Your Favorite Social Media Trader Is Probably Down 80%
It's all for clickbait
We live in the golden age of market clickbait.
Everywhere you scroll, someone’s posting a chart with “🚀” emojis, claiming to have doubled their account last week.
But Almost every one of those traders will give it all back. The people posting these are often those whose behaviour is least aligned with long-term survival.
Social Media Algorithms Don’t Reward The Profitable
Social media platforms are designed to optimize engagement rather than profitability.
That’s why your feed is full of “massive gains” and “I told you so” moments, never the quiet discipline of risk management or proper sizing.
More measured content, such as discussions of risk management, position sizing, or volatility-adjusted returns, rarely gains comparable traction.
FOMO is a survival instinct, but investing is the wrong environment for it.
You see others making money, and your brain mistakes excitement for truth.
So you chase the same moves, often at the very moment the pros are quietly selling into that excitement.
This is why the majority of retail gains are temporary.

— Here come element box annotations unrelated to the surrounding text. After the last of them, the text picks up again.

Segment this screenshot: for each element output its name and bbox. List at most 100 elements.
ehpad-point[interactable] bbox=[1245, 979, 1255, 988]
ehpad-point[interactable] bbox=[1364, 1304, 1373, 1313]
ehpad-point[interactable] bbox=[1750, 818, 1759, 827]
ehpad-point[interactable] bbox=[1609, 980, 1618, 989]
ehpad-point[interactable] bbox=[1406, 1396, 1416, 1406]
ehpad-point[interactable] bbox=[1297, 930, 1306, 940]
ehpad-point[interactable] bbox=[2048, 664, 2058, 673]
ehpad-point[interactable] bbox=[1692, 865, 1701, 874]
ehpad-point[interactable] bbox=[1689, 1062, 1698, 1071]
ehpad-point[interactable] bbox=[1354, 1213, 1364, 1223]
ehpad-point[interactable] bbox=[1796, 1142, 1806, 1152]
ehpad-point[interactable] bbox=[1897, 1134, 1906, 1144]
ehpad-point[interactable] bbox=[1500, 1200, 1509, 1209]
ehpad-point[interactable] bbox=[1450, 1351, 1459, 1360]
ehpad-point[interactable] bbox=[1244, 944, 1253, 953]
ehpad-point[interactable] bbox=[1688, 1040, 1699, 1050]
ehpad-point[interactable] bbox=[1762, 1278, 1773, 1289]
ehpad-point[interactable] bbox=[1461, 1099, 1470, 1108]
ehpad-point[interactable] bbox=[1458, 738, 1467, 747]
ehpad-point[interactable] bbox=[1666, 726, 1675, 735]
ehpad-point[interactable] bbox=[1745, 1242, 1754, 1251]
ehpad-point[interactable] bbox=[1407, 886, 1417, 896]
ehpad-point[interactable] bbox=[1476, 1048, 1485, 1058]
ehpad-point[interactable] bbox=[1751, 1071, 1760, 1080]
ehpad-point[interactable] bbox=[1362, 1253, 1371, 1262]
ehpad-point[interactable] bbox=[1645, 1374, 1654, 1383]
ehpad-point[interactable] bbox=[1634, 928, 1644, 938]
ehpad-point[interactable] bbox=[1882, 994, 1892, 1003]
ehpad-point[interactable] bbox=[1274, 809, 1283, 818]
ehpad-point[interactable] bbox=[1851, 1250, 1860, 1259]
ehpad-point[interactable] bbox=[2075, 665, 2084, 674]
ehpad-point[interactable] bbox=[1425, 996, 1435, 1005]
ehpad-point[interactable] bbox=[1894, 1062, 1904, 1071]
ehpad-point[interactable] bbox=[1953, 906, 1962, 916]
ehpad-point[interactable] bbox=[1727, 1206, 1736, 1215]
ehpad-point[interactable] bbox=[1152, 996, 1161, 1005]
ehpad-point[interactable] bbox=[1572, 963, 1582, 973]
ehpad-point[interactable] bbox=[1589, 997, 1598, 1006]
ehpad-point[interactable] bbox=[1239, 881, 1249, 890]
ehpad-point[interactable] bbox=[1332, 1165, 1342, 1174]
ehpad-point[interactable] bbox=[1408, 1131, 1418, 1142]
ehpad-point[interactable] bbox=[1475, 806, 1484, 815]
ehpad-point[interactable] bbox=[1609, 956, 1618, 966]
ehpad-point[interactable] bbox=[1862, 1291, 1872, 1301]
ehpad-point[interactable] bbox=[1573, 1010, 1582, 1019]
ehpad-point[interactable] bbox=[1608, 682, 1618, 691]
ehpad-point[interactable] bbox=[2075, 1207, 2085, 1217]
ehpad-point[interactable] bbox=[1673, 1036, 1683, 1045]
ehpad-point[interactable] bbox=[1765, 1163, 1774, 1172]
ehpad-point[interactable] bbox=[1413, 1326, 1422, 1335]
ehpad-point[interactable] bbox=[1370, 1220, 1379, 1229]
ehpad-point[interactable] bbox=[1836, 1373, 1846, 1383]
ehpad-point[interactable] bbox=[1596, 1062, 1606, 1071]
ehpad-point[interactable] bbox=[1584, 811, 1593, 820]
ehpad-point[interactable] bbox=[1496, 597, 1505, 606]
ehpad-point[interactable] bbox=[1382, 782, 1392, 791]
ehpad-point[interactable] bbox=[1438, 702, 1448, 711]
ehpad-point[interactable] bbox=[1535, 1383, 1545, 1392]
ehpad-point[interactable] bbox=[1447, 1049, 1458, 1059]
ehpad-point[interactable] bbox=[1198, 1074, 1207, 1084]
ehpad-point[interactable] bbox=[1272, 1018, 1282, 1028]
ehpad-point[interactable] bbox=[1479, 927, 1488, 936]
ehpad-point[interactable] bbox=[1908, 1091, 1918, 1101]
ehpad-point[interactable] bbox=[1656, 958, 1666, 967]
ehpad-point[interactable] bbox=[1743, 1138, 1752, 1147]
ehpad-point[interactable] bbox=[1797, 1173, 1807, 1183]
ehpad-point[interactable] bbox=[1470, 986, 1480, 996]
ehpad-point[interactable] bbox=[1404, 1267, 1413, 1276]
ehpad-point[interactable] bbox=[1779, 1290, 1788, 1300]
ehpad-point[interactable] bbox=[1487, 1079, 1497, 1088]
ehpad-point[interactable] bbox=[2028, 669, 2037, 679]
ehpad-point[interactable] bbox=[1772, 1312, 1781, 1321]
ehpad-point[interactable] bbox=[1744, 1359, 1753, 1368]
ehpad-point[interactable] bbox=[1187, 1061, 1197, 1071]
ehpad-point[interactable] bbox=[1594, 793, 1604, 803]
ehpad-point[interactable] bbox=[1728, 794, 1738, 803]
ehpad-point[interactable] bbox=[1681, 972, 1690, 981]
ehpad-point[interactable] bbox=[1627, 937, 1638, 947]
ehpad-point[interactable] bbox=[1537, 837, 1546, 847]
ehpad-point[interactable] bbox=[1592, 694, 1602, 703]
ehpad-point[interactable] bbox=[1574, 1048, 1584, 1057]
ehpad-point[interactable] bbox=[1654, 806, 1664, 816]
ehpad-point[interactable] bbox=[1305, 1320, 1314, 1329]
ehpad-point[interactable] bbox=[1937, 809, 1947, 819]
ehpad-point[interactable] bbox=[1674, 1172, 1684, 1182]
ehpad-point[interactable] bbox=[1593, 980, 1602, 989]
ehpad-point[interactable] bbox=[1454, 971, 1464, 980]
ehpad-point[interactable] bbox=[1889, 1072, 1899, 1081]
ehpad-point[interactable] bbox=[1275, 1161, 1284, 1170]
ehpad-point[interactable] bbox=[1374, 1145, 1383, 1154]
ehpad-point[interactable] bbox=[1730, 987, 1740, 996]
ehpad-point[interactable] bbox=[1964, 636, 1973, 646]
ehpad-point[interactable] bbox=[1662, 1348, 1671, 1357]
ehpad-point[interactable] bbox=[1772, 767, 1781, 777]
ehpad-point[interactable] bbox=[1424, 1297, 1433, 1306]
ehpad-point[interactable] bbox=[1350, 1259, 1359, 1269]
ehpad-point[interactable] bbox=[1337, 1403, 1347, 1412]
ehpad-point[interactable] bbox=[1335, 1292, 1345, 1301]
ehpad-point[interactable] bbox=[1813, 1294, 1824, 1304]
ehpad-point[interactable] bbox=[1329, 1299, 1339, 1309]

80-90% of Retail Traders Fail Within the First 6 Months
A trader who risks 20% of their capital per trade only needs a few wrong turns to blow up completely.
Even with great timing, most retail strategies have negative expectancy once you backtest it across hundreds of similar trades.
CI Volatility’s Perspective
CI Volatility views the social-media-driven trading environment as a predictable generator of short-lived momentum bursts followed by mean reversion.
Emotional retail participation is not a signal of trading expertise but a repeatable component of market behavior that contributes to the volatility patterns our models are designed to exploit.